Non so se anche voi giocate a chiedervi: se restassi qui, dove vorrei abitare? Io certamente a Shanghai, nella luce dorata e con l’aria di mare, con le due città che si specchiano l’una nell’altra sulle sponde dello Huangpu. Quella del XX secolo, il vecchio Bund con i palazzi primo Novecento delle banche, delle dogane e delle grandi compagnie commerciali; e quella del XXI secolo, Pudong, il quartiere della finanza con le torri argentee e le antenne aguzze montate su sfere di metallo lilla. Inutile dire che preferisco il Bund, i grattacieli di Pudong sono magnifici da lontano, lì sotto sei uno scarafaggio. Mi sono fatta sparare al centodiciottesimo piano, in cima alla torre più alta, da un ascensore che va su in un minuto: sotto c’era foschia e si vedeva poco, in compenso si percepiva l’oscillazione che consente al gigante di restare in equilibrio tra le nuvole. I nuovi templi sono questi, appartengono al dio della finanza che è più crudele ed esigente del nostro, con quel figlio così amabile e scapestrato che si accompagna alla piccola gente.
Sono scesa per tornare al Bund, passando al bar dell’Hotel della Pace, a sentire la Shanghai Old Jazz Band, un gruppo di musicisti ottuagenari con una loro piccola celebrità internazionale. Purtroppo se ne vanno uno dopo l’altro e li stanno già rifacendo con l’intelligenza artificiale, come i Beatles. Come non amarli? Sono sopravvissuti alla Rivoluzione culturale, quando finirono sulla lista nera per il jazz, qualcuno è stato deportato. Hanno resistito nel silenzio e nel buio senza suonare. Nel 1976, un bel giorno si capì che il terrore era finito – hanno poi raccontato in “As time goes by in Shanghai”, il documentario struggente di Uli Gaulke. Fu quando la radio improvvisamente trasmise la quinta di Beethoven. Allora strade vuote e tutti di corsa a sentire la musica, a casa e nei caffè.

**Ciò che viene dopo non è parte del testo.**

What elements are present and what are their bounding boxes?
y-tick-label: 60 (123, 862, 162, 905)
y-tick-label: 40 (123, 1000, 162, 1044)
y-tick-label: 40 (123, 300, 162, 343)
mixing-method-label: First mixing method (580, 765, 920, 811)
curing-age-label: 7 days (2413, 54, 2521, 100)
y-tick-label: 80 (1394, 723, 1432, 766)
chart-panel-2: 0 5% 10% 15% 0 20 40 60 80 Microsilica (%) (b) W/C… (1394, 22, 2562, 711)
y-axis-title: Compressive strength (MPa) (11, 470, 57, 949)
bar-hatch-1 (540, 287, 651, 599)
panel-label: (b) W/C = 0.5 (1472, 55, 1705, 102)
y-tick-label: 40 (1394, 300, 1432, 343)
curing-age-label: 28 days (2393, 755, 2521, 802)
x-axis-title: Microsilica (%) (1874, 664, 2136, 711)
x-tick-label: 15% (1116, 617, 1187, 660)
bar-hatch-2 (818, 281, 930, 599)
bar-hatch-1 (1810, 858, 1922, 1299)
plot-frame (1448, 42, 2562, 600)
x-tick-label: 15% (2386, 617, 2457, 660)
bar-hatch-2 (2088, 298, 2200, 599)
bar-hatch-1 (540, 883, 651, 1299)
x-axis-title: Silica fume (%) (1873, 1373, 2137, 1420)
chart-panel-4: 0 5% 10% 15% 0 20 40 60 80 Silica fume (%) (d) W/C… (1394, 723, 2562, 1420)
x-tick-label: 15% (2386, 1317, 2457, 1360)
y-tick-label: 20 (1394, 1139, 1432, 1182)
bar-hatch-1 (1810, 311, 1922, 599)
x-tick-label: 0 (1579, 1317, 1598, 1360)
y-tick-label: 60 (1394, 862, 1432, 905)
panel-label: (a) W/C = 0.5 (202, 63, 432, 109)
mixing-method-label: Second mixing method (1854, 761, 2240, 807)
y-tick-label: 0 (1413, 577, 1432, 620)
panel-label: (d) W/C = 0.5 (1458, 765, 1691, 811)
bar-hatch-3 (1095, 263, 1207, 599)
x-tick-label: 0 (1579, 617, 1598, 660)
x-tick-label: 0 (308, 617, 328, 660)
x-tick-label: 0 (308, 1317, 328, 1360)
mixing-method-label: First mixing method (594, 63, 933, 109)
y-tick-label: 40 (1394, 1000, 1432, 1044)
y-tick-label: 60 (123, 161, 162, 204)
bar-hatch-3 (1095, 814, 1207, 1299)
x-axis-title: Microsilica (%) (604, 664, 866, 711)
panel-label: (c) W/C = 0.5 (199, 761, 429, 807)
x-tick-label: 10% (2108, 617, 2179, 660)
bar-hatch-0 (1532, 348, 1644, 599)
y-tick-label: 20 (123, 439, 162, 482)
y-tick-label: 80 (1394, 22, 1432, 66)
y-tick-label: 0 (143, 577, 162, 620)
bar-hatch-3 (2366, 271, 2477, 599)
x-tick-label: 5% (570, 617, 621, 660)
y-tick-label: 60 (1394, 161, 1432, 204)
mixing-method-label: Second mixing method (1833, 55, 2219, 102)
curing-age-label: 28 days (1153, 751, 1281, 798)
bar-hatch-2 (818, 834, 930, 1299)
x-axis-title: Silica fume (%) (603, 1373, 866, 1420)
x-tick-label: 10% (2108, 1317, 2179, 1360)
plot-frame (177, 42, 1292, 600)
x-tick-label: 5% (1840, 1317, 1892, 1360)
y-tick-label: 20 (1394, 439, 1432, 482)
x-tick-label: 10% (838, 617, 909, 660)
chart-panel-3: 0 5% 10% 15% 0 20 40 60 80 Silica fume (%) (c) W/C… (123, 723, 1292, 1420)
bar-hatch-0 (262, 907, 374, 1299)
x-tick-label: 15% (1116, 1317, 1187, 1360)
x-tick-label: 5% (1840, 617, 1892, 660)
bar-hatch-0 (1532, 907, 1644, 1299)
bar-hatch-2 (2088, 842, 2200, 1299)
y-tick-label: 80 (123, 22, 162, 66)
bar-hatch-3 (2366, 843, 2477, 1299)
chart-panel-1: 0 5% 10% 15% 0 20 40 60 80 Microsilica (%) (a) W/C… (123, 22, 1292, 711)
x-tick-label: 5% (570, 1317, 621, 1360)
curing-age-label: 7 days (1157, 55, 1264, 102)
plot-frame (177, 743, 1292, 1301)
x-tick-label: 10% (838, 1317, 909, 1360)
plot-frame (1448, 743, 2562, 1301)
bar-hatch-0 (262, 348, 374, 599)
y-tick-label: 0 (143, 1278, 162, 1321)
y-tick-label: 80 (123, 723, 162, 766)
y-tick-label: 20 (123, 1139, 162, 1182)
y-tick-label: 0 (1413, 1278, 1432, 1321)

Suonano ancora con le farfalle nello stomaco, quelli della Old Jazz Band, energia poca, ma stile e atmosfera da vendere: è come ascoltare un vinile o vedere dal vivo un modo di fare musica che non esiste più. Quanto tempo perduto, anni che non tornano, sembrano dire loro suonando “One day when we were young”, ma non è male chiudere facendo quello che si è sempre amato.